In 1978, Le Messurier received a call from an undergraduate student. According to this student, her calculations revealed a massive oversight. The support system could resist the force of winds blowing against one side of the building (perpendicular winds), but not a wind blowing against the building’s corners (quartering winds). This wind could cause the building to collapse.
Le Messurier double-checked the calculations and found that, in installing the buildings supports, his firm had only accounted for the force of perpendicular winds and not quartering winds. His check revealed that quartering winds above 75 miles per hour could easily place too much stress on bolted joints. He also found that a storm strong enough to produce such strong winds could easily cause a power outage, rendering the tuned mass damper inoperable. Without that support and the safety net of technology, the building would be under further stress, and the joints and the chevron supports could fail making collapse imminent. New York encounters such conditions every sixteen to fifty-five years. To add one last dash of drama to the mix, hurricane season was right around the corner.
Le Messurier and his firm and Citigroup executives scrambled to make a plan. First responders from the NYPD and thousands of Red Cross volunteers made a ten-block-wide evacuation plan and stayed on standby, workers worked for months to reinforce joints, and weather services kept a close watch on forecasts for any sign of windstorms.
They managed to keep the situation hidden from the building’s occupants, neighbors, and even the media. They disclosed information only to those who ‘needed to know.’ To keep it a secret, the repairs could only start in the evening and workers would work straight through the night welding and affixing steel plates over the joints.
They finally completed the repairs with minimal time to spare. But, as luck would have it, no hurricane made landfall in New York that year. Less than a year later, the church that had spurred the need for such a unique and, in the end, stressful design was demolished. To this day, the nine-story space under the Citigroup tower remains simply an architectural curiosity.
The story stayed hidden for over a decade. It wasn’t until 1995, when the journalist Joe Morgenstern overheard the story at a party, interviewed Le Messurier, and published his piece in The New Yorker, that the information went public.
The story was so sensational that the BBC made a television special on the ordeal, spreading the story to wider audiences. It just so happened that a former undergrad student of architecture watched said special.
Diane Hartley remembered her undergraduate thesis at Princeton, where she studied the groundbreaking Citigroup Center. She recalled the phone call she had made to Le Messurier’s firm. It wasn’t until watching the BBC special that she realized her actions had made any difference. She had assumed her call had only reached some junior intern and had not realized that her work had most likely saved Manhattan from a catastrophe.
The story of the Citigroup Tower raised heated debates about a myriad of topics. Architects and engineers reviewed the practice and safety measures they used. The media scrutinized corporate tendencies to cut costs and save face in the subsequent scandal.

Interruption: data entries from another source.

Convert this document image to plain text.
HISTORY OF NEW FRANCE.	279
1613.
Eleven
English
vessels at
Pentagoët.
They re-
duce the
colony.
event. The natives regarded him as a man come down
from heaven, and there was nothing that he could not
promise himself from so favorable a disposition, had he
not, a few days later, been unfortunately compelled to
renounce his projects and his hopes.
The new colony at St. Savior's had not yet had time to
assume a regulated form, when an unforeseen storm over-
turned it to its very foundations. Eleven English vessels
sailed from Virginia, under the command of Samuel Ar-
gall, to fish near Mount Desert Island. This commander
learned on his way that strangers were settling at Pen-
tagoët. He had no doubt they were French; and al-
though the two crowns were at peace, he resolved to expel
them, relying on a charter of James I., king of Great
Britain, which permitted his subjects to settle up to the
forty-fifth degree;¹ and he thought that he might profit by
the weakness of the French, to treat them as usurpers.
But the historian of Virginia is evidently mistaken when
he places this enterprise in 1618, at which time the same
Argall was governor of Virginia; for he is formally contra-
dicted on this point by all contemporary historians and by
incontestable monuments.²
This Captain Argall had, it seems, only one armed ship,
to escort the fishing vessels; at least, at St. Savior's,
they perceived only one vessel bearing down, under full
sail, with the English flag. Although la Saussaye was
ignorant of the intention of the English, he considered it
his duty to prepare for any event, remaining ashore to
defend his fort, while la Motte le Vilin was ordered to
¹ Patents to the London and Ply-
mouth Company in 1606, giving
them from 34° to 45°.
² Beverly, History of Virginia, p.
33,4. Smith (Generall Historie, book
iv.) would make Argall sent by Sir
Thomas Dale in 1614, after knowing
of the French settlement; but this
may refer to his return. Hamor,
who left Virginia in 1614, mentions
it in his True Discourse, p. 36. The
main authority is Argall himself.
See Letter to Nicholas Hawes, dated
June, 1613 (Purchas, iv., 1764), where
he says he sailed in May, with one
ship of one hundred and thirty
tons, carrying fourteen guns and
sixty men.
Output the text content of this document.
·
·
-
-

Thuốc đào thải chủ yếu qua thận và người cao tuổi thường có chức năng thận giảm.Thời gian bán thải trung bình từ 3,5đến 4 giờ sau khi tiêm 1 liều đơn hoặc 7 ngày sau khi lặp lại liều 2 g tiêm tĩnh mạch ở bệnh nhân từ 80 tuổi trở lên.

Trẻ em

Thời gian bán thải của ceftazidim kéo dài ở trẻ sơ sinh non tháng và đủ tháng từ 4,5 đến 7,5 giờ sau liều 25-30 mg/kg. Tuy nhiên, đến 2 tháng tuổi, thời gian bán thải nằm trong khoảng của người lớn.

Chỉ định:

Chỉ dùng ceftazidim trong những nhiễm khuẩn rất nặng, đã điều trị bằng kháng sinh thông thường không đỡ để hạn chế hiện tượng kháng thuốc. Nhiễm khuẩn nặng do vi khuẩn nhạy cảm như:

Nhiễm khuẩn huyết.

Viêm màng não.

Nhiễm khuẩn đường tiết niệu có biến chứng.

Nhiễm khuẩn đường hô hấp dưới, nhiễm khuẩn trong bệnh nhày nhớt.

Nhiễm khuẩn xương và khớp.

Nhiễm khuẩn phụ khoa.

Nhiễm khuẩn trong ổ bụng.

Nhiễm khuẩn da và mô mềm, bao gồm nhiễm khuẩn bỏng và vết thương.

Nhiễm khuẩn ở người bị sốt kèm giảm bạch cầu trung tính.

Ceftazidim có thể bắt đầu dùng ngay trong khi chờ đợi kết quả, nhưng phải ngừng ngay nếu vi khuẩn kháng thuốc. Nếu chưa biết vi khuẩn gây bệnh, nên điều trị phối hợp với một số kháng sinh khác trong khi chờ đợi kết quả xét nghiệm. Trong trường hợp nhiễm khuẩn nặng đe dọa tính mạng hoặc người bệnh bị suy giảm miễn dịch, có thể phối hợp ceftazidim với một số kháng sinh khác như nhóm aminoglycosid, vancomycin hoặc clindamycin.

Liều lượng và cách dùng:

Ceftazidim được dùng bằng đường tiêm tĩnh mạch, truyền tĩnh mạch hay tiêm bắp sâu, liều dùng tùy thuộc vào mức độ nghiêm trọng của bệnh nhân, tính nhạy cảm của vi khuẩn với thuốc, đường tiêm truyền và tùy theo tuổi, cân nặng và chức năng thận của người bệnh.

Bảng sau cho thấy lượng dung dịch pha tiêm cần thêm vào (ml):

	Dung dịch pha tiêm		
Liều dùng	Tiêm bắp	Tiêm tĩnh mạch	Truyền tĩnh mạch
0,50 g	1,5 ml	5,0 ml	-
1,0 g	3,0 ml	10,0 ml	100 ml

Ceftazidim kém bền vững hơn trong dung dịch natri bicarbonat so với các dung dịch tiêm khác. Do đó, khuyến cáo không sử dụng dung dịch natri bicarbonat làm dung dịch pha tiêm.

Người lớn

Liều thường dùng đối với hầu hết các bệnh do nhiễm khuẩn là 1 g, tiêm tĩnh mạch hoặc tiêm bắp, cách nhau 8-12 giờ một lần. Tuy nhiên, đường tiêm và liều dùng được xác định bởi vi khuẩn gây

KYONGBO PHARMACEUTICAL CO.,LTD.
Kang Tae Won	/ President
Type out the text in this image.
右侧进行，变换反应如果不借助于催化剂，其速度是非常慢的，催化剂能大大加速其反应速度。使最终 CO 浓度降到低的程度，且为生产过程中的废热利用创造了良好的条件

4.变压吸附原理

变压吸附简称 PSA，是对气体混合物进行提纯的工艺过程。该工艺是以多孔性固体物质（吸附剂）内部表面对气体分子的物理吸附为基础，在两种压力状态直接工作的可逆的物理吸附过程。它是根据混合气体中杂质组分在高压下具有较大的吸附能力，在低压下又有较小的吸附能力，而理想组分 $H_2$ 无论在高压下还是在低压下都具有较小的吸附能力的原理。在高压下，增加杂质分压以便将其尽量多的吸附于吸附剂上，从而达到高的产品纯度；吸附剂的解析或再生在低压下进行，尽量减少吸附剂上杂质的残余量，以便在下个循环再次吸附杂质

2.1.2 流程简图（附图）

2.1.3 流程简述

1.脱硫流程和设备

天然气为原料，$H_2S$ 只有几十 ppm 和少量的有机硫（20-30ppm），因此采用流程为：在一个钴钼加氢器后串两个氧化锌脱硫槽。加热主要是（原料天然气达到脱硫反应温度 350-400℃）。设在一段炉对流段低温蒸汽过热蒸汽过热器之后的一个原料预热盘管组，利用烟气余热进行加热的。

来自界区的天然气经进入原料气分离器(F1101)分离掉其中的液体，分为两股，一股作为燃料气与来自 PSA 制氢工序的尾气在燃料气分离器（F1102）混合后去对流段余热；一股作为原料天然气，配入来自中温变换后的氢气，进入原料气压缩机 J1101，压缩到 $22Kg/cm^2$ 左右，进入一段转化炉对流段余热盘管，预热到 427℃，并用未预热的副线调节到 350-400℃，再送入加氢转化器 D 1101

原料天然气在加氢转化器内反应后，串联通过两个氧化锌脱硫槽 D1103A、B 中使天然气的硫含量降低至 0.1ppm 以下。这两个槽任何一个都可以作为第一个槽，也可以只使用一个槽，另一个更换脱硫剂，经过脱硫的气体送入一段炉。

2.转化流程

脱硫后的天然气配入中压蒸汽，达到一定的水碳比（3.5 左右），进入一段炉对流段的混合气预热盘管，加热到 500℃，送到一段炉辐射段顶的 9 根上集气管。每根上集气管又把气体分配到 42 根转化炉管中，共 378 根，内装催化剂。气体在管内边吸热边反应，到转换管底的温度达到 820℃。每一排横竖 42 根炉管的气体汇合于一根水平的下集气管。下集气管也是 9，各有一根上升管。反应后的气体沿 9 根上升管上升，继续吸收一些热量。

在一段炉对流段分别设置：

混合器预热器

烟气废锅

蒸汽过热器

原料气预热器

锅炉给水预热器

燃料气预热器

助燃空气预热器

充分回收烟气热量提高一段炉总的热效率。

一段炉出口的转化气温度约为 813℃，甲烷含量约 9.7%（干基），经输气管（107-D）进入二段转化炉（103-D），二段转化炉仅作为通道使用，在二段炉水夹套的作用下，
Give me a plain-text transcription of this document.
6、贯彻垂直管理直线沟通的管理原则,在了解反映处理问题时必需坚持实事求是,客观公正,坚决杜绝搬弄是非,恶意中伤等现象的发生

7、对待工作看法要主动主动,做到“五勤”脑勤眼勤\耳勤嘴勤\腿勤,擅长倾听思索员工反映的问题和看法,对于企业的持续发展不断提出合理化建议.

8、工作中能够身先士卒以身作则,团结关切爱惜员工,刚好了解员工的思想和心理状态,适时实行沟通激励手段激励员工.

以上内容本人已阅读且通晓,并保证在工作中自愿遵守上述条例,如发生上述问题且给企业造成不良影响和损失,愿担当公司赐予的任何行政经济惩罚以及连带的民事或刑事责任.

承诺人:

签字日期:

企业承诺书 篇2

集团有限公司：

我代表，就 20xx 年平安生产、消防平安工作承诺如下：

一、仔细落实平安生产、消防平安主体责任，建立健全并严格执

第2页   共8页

Even policies of those in power to maintain secrecy to avoid panic instead of notifying the public of a threat were thrown into question.
To this day, the Citigroup Center, now 601 Lexington after Citigroup left and sold the space to Boston Properties, still stands as an eye-catching addition to the Manhattan skyline. The only other renovations made to the building were done shortly after the 9/11 attacks. Blast resistant shielding and additional steel bracing were added as a safeguard against terrorist attacks.
In the end, what made this building memorable is how it could have collapsed, and how the story of this near-disaster almost never fell on public ears.